Maybe Irish people would object if a German writer invented another lover for Yeats
From sentence structure to work references, Mann is always here. In the first 100 pages, Bandini made sure not to use any words not in Buddenbrooks. Throughout his work, he offered feedback and, when he flagged passages that didn’t work in German, Tóibín cut them from his original English manuscript.
“For me, this had to be more than just a normal German translation,” says Bandini. “We had to take an Irish book and remake it with the means of the German language which, for Mann, was his home, his complete reality.”
After a week on the road, Tóibín’s mission to bring Thomas Mann back to the Germans is proving trickier than selling marzipan to Lübeck. On our final train journey, he says he is happy with the audience response and resigned towards German critics who, in his view, have confused literal with literary.
“I would have thought that Thomas Mann writing a novel about Goethe in old age, falling in love, would have set the blueprint in people’s minds, but it seems to be an unresolved issue here,” he says. “Maybe Irish people would object if a German writer invented another lover for Yeats.”
Even before he leaves Germany, Tóibín has already moved on. He has three overdue book reviews to write, his first collection of poetry appears next April, while texts need to be completed for a Joyce exhibition next June at New York’s Morgan Library.
After largely positive English-language reviews, German critics – used to only thinking their way through literature – appear provoked by the Irish writer. Like Mann before him, Tóibín is unafraid to put beauty into his writing.
After a week, though, I’m struck by how his Noël Coward-like “talent to amuse” contrasts with his watchful, melancholy gaze.

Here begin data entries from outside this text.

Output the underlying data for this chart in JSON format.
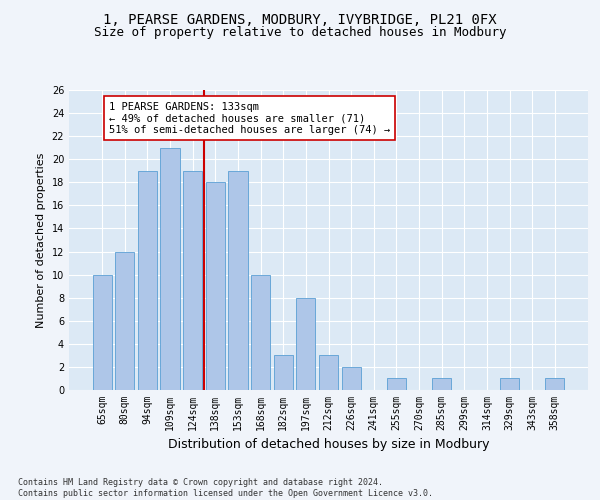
{
  "title1": "1, PEARSE GARDENS, MODBURY, IVYBRIDGE, PL21 0FX",
  "title2": "Size of property relative to detached houses in Modbury",
  "xlabel": "Distribution of detached houses by size in Modbury",
  "ylabel": "Number of detached properties",
  "categories": [
    "65sqm",
    "80sqm",
    "94sqm",
    "109sqm",
    "124sqm",
    "138sqm",
    "153sqm",
    "168sqm",
    "182sqm",
    "197sqm",
    "212sqm",
    "226sqm",
    "241sqm",
    "255sqm",
    "270sqm",
    "285sqm",
    "299sqm",
    "314sqm",
    "329sqm",
    "343sqm",
    "358sqm"
  ],
  "values": [
    10,
    12,
    19,
    21,
    19,
    18,
    19,
    10,
    3,
    8,
    3,
    2,
    0,
    1,
    0,
    1,
    0,
    0,
    1,
    0,
    1
  ],
  "bar_color": "#aec6e8",
  "bar_edge_color": "#5a9fd4",
  "vline_color": "#cc0000",
  "annotation_text": "1 PEARSE GARDENS: 133sqm\n← 49% of detached houses are smaller (71)\n51% of semi-detached houses are larger (74) →",
  "annotation_box_color": "#ffffff",
  "annotation_box_edge": "#cc0000",
  "ylim": [
    0,
    26
  ],
  "yticks": [
    0,
    2,
    4,
    6,
    8,
    10,
    12,
    14,
    16,
    18,
    20,
    22,
    24,
    26
  ],
  "footnote": "Contains HM Land Registry data © Crown copyright and database right 2024.\nContains public sector information licensed under the Open Government Licence v3.0.",
  "fig_bg_color": "#f0f4fa",
  "bg_color": "#dce9f5",
  "grid_color": "#ffffff",
  "title_fontsize": 10,
  "subtitle_fontsize": 9,
  "tick_fontsize": 7,
  "ylabel_fontsize": 8,
  "xlabel_fontsize": 9,
  "annotation_fontsize": 7.5,
  "footnote_fontsize": 6
}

On our last train journey, I wonder aloud whether the fictional Mann’s struggle to access his emotions is his own. Writing this book, Tóibín says he has come to accept his response to the world – laughing when he should be serious – as entirely natural to him.
“Instead of seeing this as a form of neurosis, I see it as a form of good manners,” he says. “Instead of seeing it as a disability, I wonder why more people are not more like that.”
As the train pulls into our final destination, he stand up quickly, looks down at me and asks: “Have I answered your question?”
“No,” I say, “but I think that was the point.”
With a toss of his head he walks away laughing: “As Oscar Wilde said, ‘Only mediocrities develop’.”